One of the most vital concepts in combinatorics is the binomial coefficient, denoted as \( \binom{n}{r} \). This represents the number of ways to choose \( r \) elements from a set of \( n \) elements, regardless of the order. It's expressed as a fraction:

• \( \binom{n}{r} = \frac{n!}{r!(n-r)!} \), where \(!\) is the factorial function.

This coefficient is crucial in expanding binomial expressions. For instance, if we want to expand \((a + b)^n\), the binomial theorem shows us that it can be represented as a sum of terms, each including a binomial coefficient. Combinatorics helps us understand how these coefficients arise and how they contribute to the formula, making it possible to solve seemingly complex problems with relatively simple mathematical expressions.

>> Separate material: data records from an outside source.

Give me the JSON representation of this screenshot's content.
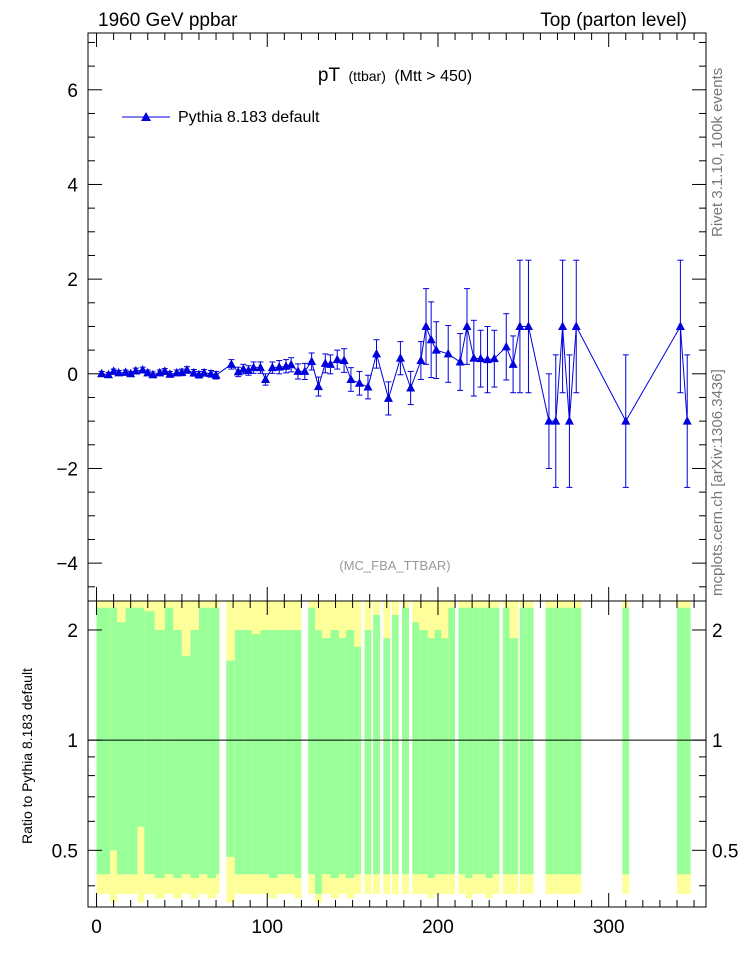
{
  "header": {
    "left_label": "1960 GeV ppbar",
    "right_label": "Top (parton level)"
  },
  "side_labels": {
    "rivet": "Rivet 3.1.10,  100k events",
    "source": "mcplots.cern.ch [arXiv:1306.3436]"
  },
  "chart_data": [
    {
      "type": "scatter",
      "title_main": "pT",
      "title_sub": "(ttbar)",
      "title_cut": "(Mtt > 450)",
      "watermark": "(MC_FBA_TTBAR)",
      "xlim": [
        -5,
        357
      ],
      "ylim": [
        -4.8,
        7.2
      ],
      "yticks": [
        -4,
        -2,
        0,
        2,
        4,
        6
      ],
      "ytick_labels": [
        "−4",
        "−2",
        "0",
        "2",
        "4",
        "6"
      ],
      "legend": {
        "label": "Pythia 8.183 default",
        "placement": "top-left"
      },
      "series": [
        {
          "name": "Pythia 8.183 default",
          "color": "#0000dd",
          "x": [
            3,
            7,
            10,
            13,
            17,
            20,
            23,
            27,
            30,
            33,
            37,
            40,
            43,
            47,
            50,
            53,
            57,
            60,
            63,
            67,
            70,
            79,
            83,
            86,
            89,
            92,
            96,
            99,
            103,
            107,
            111,
            114,
            118,
            122,
            126,
            130,
            134,
            137,
            141,
            145,
            149,
            154,
            159,
            164,
            171,
            178,
            184,
            190,
            193,
            196,
            199,
            206,
            213,
            217,
            221,
            225,
            229,
            233,
            240,
            244,
            248,
            253,
            265,
            269,
            273,
            277,
            281,
            310,
            342,
            346
          ],
          "y": [
            0.0,
            -0.02,
            0.05,
            0.02,
            0.03,
            0.0,
            0.06,
            0.08,
            0.02,
            -0.02,
            0.02,
            0.05,
            -0.01,
            0.02,
            0.03,
            0.08,
            0.02,
            -0.02,
            0.02,
            0.0,
            -0.03,
            0.2,
            0.04,
            0.1,
            0.07,
            0.13,
            0.13,
            -0.12,
            0.13,
            0.14,
            0.16,
            0.19,
            0.05,
            0.05,
            0.26,
            -0.27,
            0.22,
            0.2,
            0.3,
            0.28,
            -0.12,
            -0.2,
            -0.28,
            0.42,
            -0.52,
            0.33,
            -0.3,
            0.28,
            1.0,
            0.72,
            0.5,
            0.42,
            0.25,
            1.0,
            0.33,
            0.32,
            0.3,
            0.32,
            0.57,
            0.2,
            1.0,
            1.0,
            -1.0,
            -1.0,
            1.0,
            -1.0,
            1.0,
            -1.0,
            1.0,
            -1.0
          ],
          "yerr": [
            0.05,
            0.05,
            0.05,
            0.05,
            0.05,
            0.05,
            0.06,
            0.06,
            0.06,
            0.06,
            0.06,
            0.06,
            0.06,
            0.06,
            0.07,
            0.07,
            0.07,
            0.07,
            0.07,
            0.07,
            0.08,
            0.1,
            0.1,
            0.1,
            0.1,
            0.12,
            0.12,
            0.12,
            0.12,
            0.14,
            0.14,
            0.15,
            0.16,
            0.17,
            0.18,
            0.2,
            0.2,
            0.2,
            0.2,
            0.25,
            0.25,
            0.25,
            0.25,
            0.3,
            0.35,
            0.35,
            0.35,
            0.4,
            0.8,
            0.8,
            0.6,
            0.6,
            0.6,
            0.8,
            0.8,
            0.6,
            0.7,
            0.6,
            0.7,
            0.6,
            1.4,
            1.4,
            1.0,
            1.4,
            1.4,
            1.4,
            1.4,
            1.4,
            1.4,
            1.4
          ]
        }
      ]
    },
    {
      "type": "area",
      "ylabel": "Ratio to Pythia 8.183 default",
      "xlim": [
        -5,
        357
      ],
      "ylog": true,
      "ylim": [
        0.35,
        2.4
      ],
      "yticks": [
        0.5,
        1,
        2
      ],
      "ytick_labels": [
        "0.5",
        "1",
        "2"
      ],
      "xticks": [
        0,
        100,
        200,
        300
      ],
      "xtick_labels": [
        "0",
        "100",
        "200",
        "300"
      ],
      "reference_line": 1,
      "colors": {
        "inner": "#99ff99",
        "outer": "#ffff99"
      },
      "band_bins": [
        [
          0,
          8,
          0.43,
          2.3,
          0.38,
          2.4
        ],
        [
          8,
          12,
          0.5,
          2.3,
          0.36,
          2.4
        ],
        [
          12,
          17,
          0.43,
          2.1,
          0.38,
          2.4
        ],
        [
          17,
          24,
          0.43,
          2.3,
          0.38,
          2.4
        ],
        [
          24,
          28,
          0.58,
          2.3,
          0.36,
          2.4
        ],
        [
          28,
          34,
          0.43,
          2.25,
          0.38,
          2.4
        ],
        [
          34,
          40,
          0.42,
          2.0,
          0.37,
          2.4
        ],
        [
          40,
          45,
          0.43,
          2.3,
          0.38,
          2.4
        ],
        [
          45,
          50,
          0.42,
          2.0,
          0.37,
          2.4
        ],
        [
          50,
          55,
          0.43,
          1.7,
          0.38,
          2.4
        ],
        [
          55,
          60,
          0.42,
          2.0,
          0.37,
          2.4
        ],
        [
          60,
          65,
          0.43,
          2.3,
          0.38,
          2.4
        ],
        [
          65,
          70,
          0.42,
          2.3,
          0.37,
          2.4
        ],
        [
          70,
          72,
          0.43,
          2.3,
          0.38,
          2.4
        ],
        [
          76,
          81,
          0.48,
          1.65,
          0.36,
          2.4
        ],
        [
          81,
          86,
          0.43,
          2.0,
          0.38,
          2.4
        ],
        [
          86,
          91,
          0.43,
          2.0,
          0.38,
          2.4
        ],
        [
          91,
          96,
          0.43,
          1.95,
          0.38,
          2.4
        ],
        [
          96,
          101,
          0.43,
          2.0,
          0.38,
          2.4
        ],
        [
          101,
          106,
          0.42,
          2.0,
          0.37,
          2.4
        ],
        [
          106,
          110,
          0.43,
          2.0,
          0.38,
          2.4
        ],
        [
          110,
          116,
          0.43,
          2.0,
          0.38,
          2.4
        ],
        [
          116,
          120,
          0.42,
          2.0,
          0.37,
          2.4
        ],
        [
          124,
          128,
          0.43,
          2.3,
          0.38,
          2.4
        ],
        [
          128,
          132,
          0.38,
          2.0,
          0.36,
          2.4
        ],
        [
          132,
          137,
          0.43,
          1.9,
          0.38,
          2.4
        ],
        [
          137,
          142,
          0.42,
          2.0,
          0.37,
          2.4
        ],
        [
          142,
          146,
          0.43,
          1.9,
          0.38,
          2.4
        ],
        [
          146,
          151,
          0.42,
          2.0,
          0.37,
          2.4
        ],
        [
          151,
          155,
          0.43,
          1.8,
          0.38,
          2.4
        ],
        [
          157,
          161,
          0.43,
          2.0,
          0.38,
          2.4
        ],
        [
          162,
          166,
          0.43,
          2.2,
          0.38,
          2.4
        ],
        [
          168,
          172,
          0.43,
          1.9,
          0.38,
          2.4
        ],
        [
          173,
          177,
          0.43,
          2.2,
          0.38,
          2.4
        ],
        [
          179,
          183,
          0.43,
          2.3,
          0.38,
          2.4
        ],
        [
          185,
          189,
          0.43,
          2.1,
          0.38,
          2.4
        ],
        [
          189,
          194,
          0.43,
          2.0,
          0.38,
          2.4
        ],
        [
          194,
          198,
          0.42,
          1.9,
          0.37,
          2.4
        ],
        [
          198,
          202,
          0.43,
          2.0,
          0.38,
          2.4
        ],
        [
          202,
          206,
          0.43,
          1.9,
          0.38,
          2.4
        ],
        [
          206,
          210,
          0.43,
          2.3,
          0.38,
          2.4
        ],
        [
          212,
          216,
          0.43,
          2.3,
          0.38,
          2.4
        ],
        [
          216,
          220,
          0.42,
          2.3,
          0.37,
          2.4
        ],
        [
          220,
          224,
          0.43,
          2.3,
          0.38,
          2.4
        ],
        [
          224,
          228,
          0.43,
          2.3,
          0.38,
          2.4
        ],
        [
          228,
          232,
          0.42,
          2.3,
          0.37,
          2.4
        ],
        [
          232,
          236,
          0.43,
          2.3,
          0.38,
          2.4
        ],
        [
          238,
          242,
          0.43,
          2.3,
          0.38,
          2.4
        ],
        [
          242,
          247,
          0.43,
          1.9,
          0.38,
          2.4
        ],
        [
          248,
          252,
          0.43,
          2.3,
          0.38,
          2.4
        ],
        [
          252,
          256,
          0.43,
          2.3,
          0.38,
          2.4
        ],
        [
          263,
          267,
          0.43,
          2.3,
          0.38,
          2.4
        ],
        [
          267,
          271,
          0.43,
          2.3,
          0.38,
          2.4
        ],
        [
          271,
          275,
          0.43,
          2.3,
          0.38,
          2.4
        ],
        [
          275,
          279,
          0.43,
          2.3,
          0.38,
          2.4
        ],
        [
          279,
          284,
          0.43,
          2.3,
          0.38,
          2.4
        ],
        [
          308,
          312,
          0.43,
          2.3,
          0.38,
          2.4
        ],
        [
          340,
          344,
          0.43,
          2.3,
          0.38,
          2.4
        ],
        [
          344,
          348,
          0.43,
          2.3,
          0.38,
          2.4
        ]
      ]
    }
  ]
}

Mathematical proofs are the backbone of ensuring statements in mathematics are true. Proofs bring rigor and logic, providing a solid foundation for understanding complex concepts. Here, we focus on proving identities using the binomial theorem.
In the provided exercise, mathematical proof is used to validate the equation:

• \( \sum_{r=0}^{n} 2^{r} \binom{n}{r} = 3^{n} \)

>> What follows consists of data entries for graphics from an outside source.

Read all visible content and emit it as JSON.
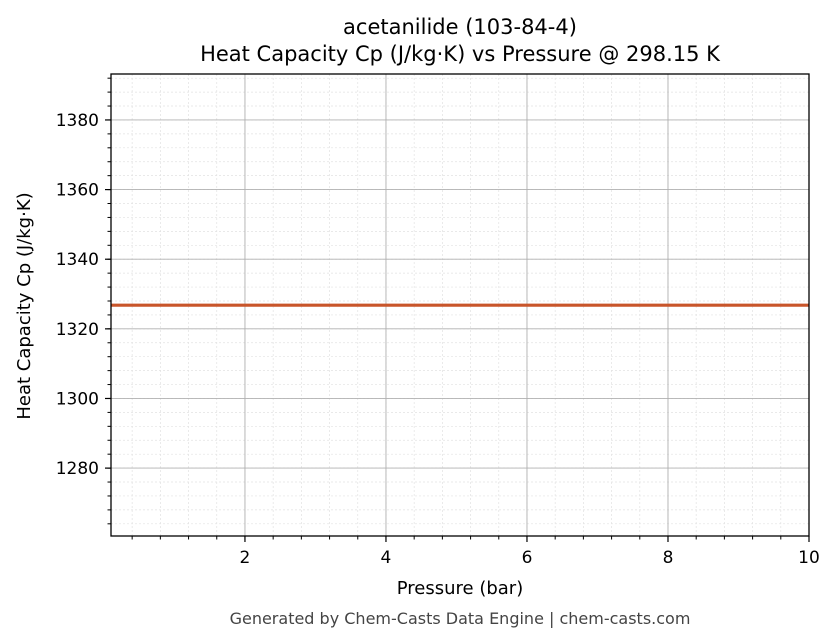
{
  "chart_data": {
    "type": "line",
    "title": "acetanilide (103-84-4)",
    "subtitle": "Heat Capacity Cp (J/kg·K) vs Pressure @ 298.15 K",
    "xlabel": "Pressure (bar)",
    "ylabel": "Heat Capacity Cp (J/kg·K)",
    "xlim": [
      0.1,
      10
    ],
    "ylim": [
      1260.5,
      1393.2
    ],
    "xticks": [
      2,
      4,
      6,
      8,
      10
    ],
    "yticks": [
      1280,
      1300,
      1320,
      1340,
      1360,
      1380
    ],
    "grid": true,
    "minor_grid": true,
    "series": [
      {
        "color": "#c8552a",
        "x": [
          0.1,
          1,
          2,
          3,
          4,
          5,
          6,
          7,
          8,
          9,
          10
        ],
        "y": [
          1326.8,
          1326.8,
          1326.8,
          1326.8,
          1326.8,
          1326.8,
          1326.8,
          1326.8,
          1326.8,
          1326.8,
          1326.8
        ]
      }
    ]
  },
  "footer": "Generated by Chem-Casts Data Engine | chem-casts.com"
}
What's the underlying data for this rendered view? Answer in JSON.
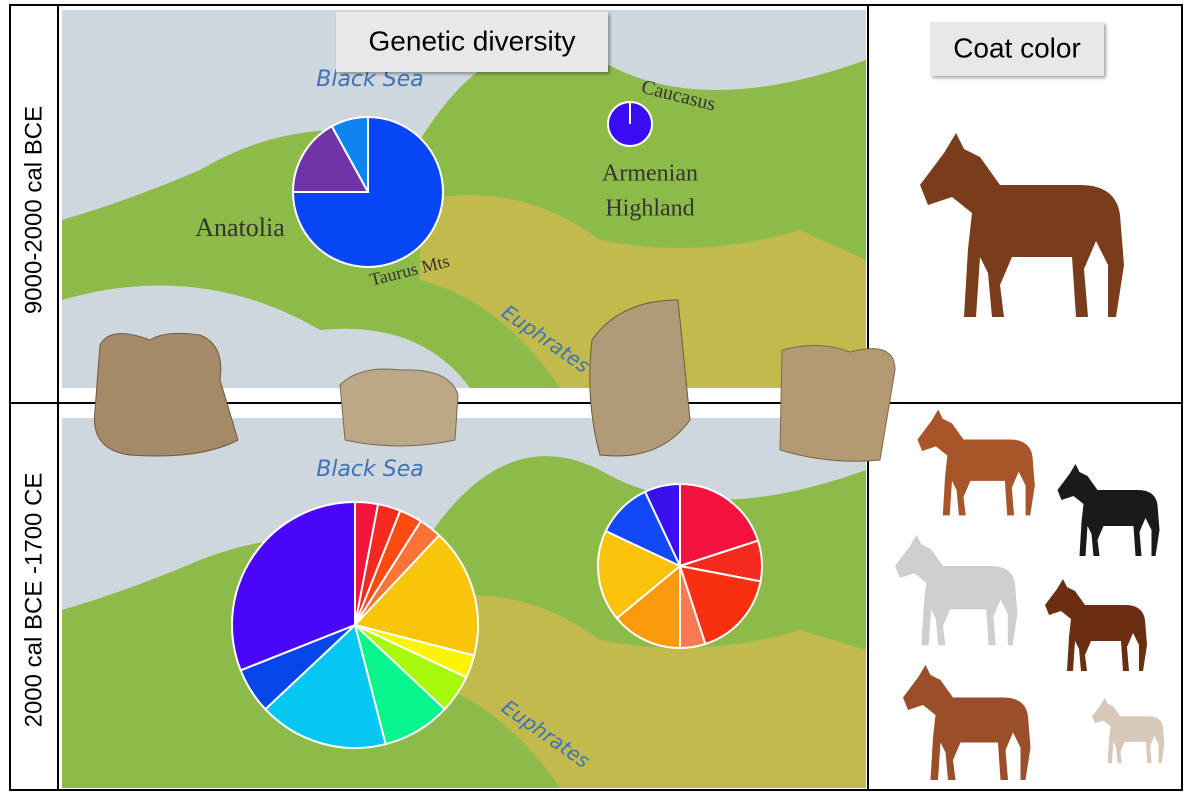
{
  "header": {
    "left_panel": "Genetic diversity",
    "right_panel": "Coat color"
  },
  "periods": [
    "9000-2000 cal BCE",
    "2000 cal BCE -1700 CE"
  ],
  "map_labels": {
    "black_sea_top": "Black Sea",
    "caucasus": "Caucasus",
    "armenian_1": "Armenian",
    "armenian_2": "Highland",
    "anatolia": "Anatolia",
    "taurus": "Taurus Mts",
    "euphrates_top": "Euphrates",
    "black_sea_bottom": "Black Sea",
    "euphrates_bottom": "Euphrates"
  },
  "pies": [
    {
      "values": [
        75,
        17,
        8
      ],
      "colors": [
        "#0646f5",
        "#7034a8",
        "#0d84f0"
      ]
    },
    {
      "values": [
        100
      ],
      "colors": [
        "#3a0cf2"
      ]
    },
    {
      "values": [
        3,
        3,
        3,
        3,
        17,
        3,
        5,
        9,
        17,
        6,
        31
      ],
      "colors": [
        "#f2133f",
        "#f52a1e",
        "#fb4a12",
        "#fa7338",
        "#f8c508",
        "#fbf504",
        "#a8f80b",
        "#07f58a",
        "#06c7f2",
        "#0646e8",
        "#4a05fb"
      ]
    },
    {
      "values": [
        20,
        8,
        17,
        5,
        14,
        18,
        11,
        7
      ],
      "colors": [
        "#f5123f",
        "#f52a1e",
        "#f83010",
        "#f97a52",
        "#fb9a0a",
        "#fbc20c",
        "#1248f5",
        "#3a10ee"
      ]
    }
  ]
}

To accomplish this, we first identify the correct values for variables \( a \) and \( b \) in the binomial expression \((a + b)^n\). By choosing \( a = 1 \) and \( b = 2 \), we align our expression with the desired form:

• \((1 + 2)^n = 3^n\)
• Expanded as \((1+2)^n\ =\ \sum_{r=0}^{n} \binom{n}{r} 1^{n-r}2^{r}\)

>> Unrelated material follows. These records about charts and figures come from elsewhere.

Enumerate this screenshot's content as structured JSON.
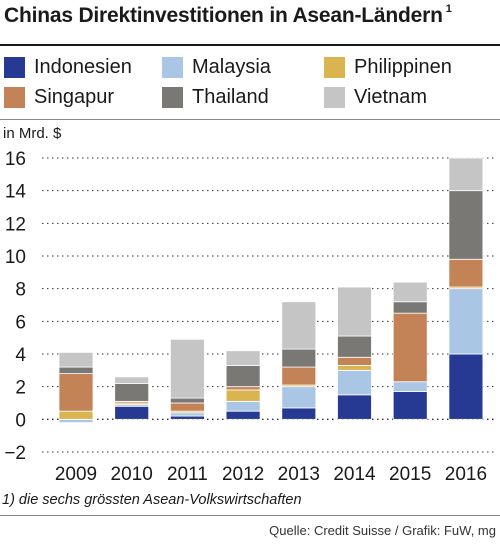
{
  "title": "Chinas Direktinvestitionen in Asean-Ländern",
  "title_note": "1",
  "legend": [
    {
      "name": "Indonesien",
      "color": "#263a93"
    },
    {
      "name": "Malaysia",
      "color": "#a9c7e4"
    },
    {
      "name": "Philippinen",
      "color": "#d9b44f"
    },
    {
      "name": "Singapur",
      "color": "#c48357"
    },
    {
      "name": "Thailand",
      "color": "#7a7875"
    },
    {
      "name": "Vietnam",
      "color": "#c5c5c5"
    }
  ],
  "footnote": "1) die sechs grössten Asean-Volkswirtschaften",
  "source": "Quelle: Credit Suisse / Grafik: FuW, mg",
  "chart_data": {
    "type": "bar",
    "stacked": true,
    "ylabel": "in Mrd. $",
    "ylim": [
      -2,
      16
    ],
    "yticks": [
      -2,
      0,
      2,
      4,
      6,
      8,
      10,
      12,
      14,
      16
    ],
    "grid": "horizontal dotted",
    "legend_position": "top",
    "categories": [
      "2009",
      "2010",
      "2011",
      "2012",
      "2013",
      "2014",
      "2015",
      "2016"
    ],
    "series": [
      {
        "name": "Indonesien",
        "color": "#263a93",
        "values": [
          0.0,
          0.8,
          0.2,
          0.5,
          0.7,
          1.5,
          1.7,
          4.0
        ]
      },
      {
        "name": "Malaysia",
        "color": "#a9c7e4",
        "values": [
          -0.2,
          0.1,
          0.2,
          0.6,
          1.3,
          1.5,
          0.6,
          4.0
        ]
      },
      {
        "name": "Philippinen",
        "color": "#d9b44f",
        "values": [
          0.5,
          0.1,
          0.1,
          0.7,
          0.1,
          0.3,
          0.0,
          0.1
        ]
      },
      {
        "name": "Singapur",
        "color": "#c48357",
        "values": [
          2.3,
          0.1,
          0.5,
          0.2,
          1.1,
          0.5,
          4.2,
          1.7
        ]
      },
      {
        "name": "Thailand",
        "color": "#7a7875",
        "values": [
          0.4,
          1.1,
          0.3,
          1.3,
          1.1,
          1.3,
          0.7,
          4.2
        ]
      },
      {
        "name": "Vietnam",
        "color": "#c5c5c5",
        "values": [
          0.9,
          0.4,
          3.6,
          0.9,
          2.9,
          3.0,
          1.2,
          2.0
        ]
      }
    ]
  }
}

After simplifying (because 1 raised to any power is always 1), this matches the target equation:

• \( \sum_{r=0}^{n} \binom{n}{r} 2^r\ =\ 3^n\)

Hence, mathematical proof serves to demonstrate the validity of the expression, ensuring the math holds under scrutiny.

Discrete mathematics is the study of structures that are distinct and separate (as opposed to continuous). It covers topics like graphs, integers, and yes, combinatorics. The finite nature of discrete mathematics makes it essential for computer science, algorithms, and encryption.
In this exercise, we're dealing with discrete quantities—integer values and fixed powers. The binomial theorem is a discrete mathematical tool that helps us expand powers of binomials into sums involving discrete amounts. For example:

• The finite series \( \sum_{r=0}^{n} 2^{r}\) involves fixed powers and an integer coefficient \( \binom{n}{r} \).
• The expression \(3^n\) represents a distinct, singular quantity.

Thus, we're working entirely within the realm of discrete numbers. In discrete mathematics, proving identities like the one here illustrates how finite sums and combinatorial coefficients combine to create meaningful relationships and solutions that are key to problem-solving in countless mathematical applications.